Re: [HTCondor-users] Don't understand RETRY in DAGMan



The bug here is not about retry, it is about rescue DAGs.  Why did
DAGMan run all the jobs if there was a rescue DAG present?

Retry means that DAGMan will see the job fail and resubmit it again
before submitting any jobs that depend on it.  When you resubmitted
the DAGman file, you started a new DAGMan  and all the job counts were
set to zero; nothing was done by DAGMan to check whether the jobs were
successful or failed on the previous independent DAGMan.

You should check the joblogs for jobs 164 and 280 to see why they failed.

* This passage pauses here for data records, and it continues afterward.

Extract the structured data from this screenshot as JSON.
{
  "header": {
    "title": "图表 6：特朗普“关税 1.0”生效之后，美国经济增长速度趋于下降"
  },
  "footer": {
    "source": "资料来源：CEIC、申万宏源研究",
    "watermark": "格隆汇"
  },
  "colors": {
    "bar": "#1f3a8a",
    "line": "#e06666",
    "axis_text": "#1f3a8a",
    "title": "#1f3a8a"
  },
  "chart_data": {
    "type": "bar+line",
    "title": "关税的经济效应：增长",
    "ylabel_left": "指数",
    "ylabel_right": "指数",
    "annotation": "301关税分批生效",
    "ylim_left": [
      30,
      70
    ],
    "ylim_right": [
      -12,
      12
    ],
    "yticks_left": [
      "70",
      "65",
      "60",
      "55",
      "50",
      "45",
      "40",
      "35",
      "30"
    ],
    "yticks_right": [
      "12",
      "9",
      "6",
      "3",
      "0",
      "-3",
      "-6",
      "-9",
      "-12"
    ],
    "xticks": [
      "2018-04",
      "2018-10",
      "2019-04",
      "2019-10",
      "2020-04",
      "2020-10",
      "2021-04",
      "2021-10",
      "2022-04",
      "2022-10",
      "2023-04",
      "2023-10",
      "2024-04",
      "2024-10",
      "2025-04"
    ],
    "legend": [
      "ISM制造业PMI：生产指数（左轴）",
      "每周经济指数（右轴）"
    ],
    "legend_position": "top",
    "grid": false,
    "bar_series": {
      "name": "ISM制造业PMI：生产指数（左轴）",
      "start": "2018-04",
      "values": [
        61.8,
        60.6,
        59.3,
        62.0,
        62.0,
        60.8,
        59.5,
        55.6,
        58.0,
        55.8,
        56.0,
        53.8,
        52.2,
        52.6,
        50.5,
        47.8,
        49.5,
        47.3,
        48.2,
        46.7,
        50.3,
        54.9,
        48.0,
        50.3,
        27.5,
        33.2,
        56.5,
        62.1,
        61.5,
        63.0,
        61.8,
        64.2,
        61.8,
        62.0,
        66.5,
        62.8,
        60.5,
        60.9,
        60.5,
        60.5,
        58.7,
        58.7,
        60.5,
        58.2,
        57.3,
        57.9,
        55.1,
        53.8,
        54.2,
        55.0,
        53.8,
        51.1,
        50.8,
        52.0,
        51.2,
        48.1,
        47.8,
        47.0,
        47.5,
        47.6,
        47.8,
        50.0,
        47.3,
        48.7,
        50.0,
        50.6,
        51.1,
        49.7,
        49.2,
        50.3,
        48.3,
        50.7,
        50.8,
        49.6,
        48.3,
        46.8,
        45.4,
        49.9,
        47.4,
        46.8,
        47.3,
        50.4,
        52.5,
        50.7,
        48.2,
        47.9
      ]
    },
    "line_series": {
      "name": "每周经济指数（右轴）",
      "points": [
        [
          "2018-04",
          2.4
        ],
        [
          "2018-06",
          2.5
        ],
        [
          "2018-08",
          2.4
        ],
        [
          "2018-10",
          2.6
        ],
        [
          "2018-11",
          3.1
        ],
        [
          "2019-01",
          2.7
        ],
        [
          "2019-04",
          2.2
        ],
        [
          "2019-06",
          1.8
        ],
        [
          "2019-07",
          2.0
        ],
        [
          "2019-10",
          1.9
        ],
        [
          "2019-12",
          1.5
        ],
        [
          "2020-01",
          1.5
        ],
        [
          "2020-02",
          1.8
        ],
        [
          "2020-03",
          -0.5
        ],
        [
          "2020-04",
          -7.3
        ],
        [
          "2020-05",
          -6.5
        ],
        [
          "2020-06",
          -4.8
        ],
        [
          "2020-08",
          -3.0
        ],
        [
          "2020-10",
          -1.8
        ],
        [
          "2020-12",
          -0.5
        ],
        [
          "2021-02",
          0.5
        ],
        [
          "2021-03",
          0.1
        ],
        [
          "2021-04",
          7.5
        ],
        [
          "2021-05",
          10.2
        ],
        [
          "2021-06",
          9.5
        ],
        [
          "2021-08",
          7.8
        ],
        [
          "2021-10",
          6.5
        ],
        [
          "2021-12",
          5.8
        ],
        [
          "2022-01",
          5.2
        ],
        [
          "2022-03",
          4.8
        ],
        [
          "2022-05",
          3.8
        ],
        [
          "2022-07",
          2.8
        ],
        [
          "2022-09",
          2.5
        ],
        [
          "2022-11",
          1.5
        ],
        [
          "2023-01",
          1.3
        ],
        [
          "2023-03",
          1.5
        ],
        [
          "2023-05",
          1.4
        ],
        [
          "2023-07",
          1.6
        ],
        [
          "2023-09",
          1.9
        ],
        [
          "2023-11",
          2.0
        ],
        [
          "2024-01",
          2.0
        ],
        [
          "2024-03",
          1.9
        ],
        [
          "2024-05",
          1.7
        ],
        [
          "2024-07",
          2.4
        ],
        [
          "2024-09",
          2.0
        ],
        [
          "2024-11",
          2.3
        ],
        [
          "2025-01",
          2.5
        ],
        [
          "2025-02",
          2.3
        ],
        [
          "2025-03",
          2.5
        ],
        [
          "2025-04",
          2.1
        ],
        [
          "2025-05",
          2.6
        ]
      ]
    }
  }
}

On Sat, Oct 18, 2014 at 6:05 PM, Ralph Finch <ralphmariafinch@xxxxxxxxx> wrote:
> $CondorVersion: 8.2.1 Jun 27 2014 BuildID: 256063 $
> $CondorPlatform: x86_64_Windows8 $
>
> I don't understand the RETRY keyword in DAGMan.
>
> We have a task that runs 500-2000 jobs in our Windows 7 pool. All must run
> for the task to be successful (a calibration of a numerical model), thus, I
> want to retry any jobs that fail.  So, reading the manual, I put for
> instance
>
> JOB 0 dsm2.sub
> VARS 0 JOBNO="$(JOB)"
> RETRY 0 3
> .....
>
> and so forth for all jobs in the .dagman file, with the intention that any
> job that failed would be retried up to 3 times.
>
> Well, two jobs did fail (from the rescue file):
>
> # Total number of Nodes: 532
> # Nodes premarked DONE: 530
> # Nodes that failed: 2
> #   164,280,<ENDLIST>
>
> But on re-submitting the .dagman file, it re-ran all jobs. Is this because
> all were marked to retry? (same rescue file):
>
> DONE 0
> RETRY 0 3
> DONE 1
> RETRY 1 3
> DONE 2
> RETRY 2 3
> DONE 3
> .....
>
> Thanks,
> Ralph Finch
> Calif. Dept. of Water Resources
> Sacramento, CA USA
>
> _______________________________________________
> HTCondor-users mailing list
> To unsubscribe, send a message to htcondor-users-request@xxxxxxxxxxx with a
> subject: Unsubscribe
> You can also unsubscribe by visiting
> https://lists.cs.wisc.edu/mailman/listinfo/htcondor-users
>
> The archives can be found at:
> https://lists.cs.wisc.edu/archive/htcondor-users/



-- 
Nathan Panike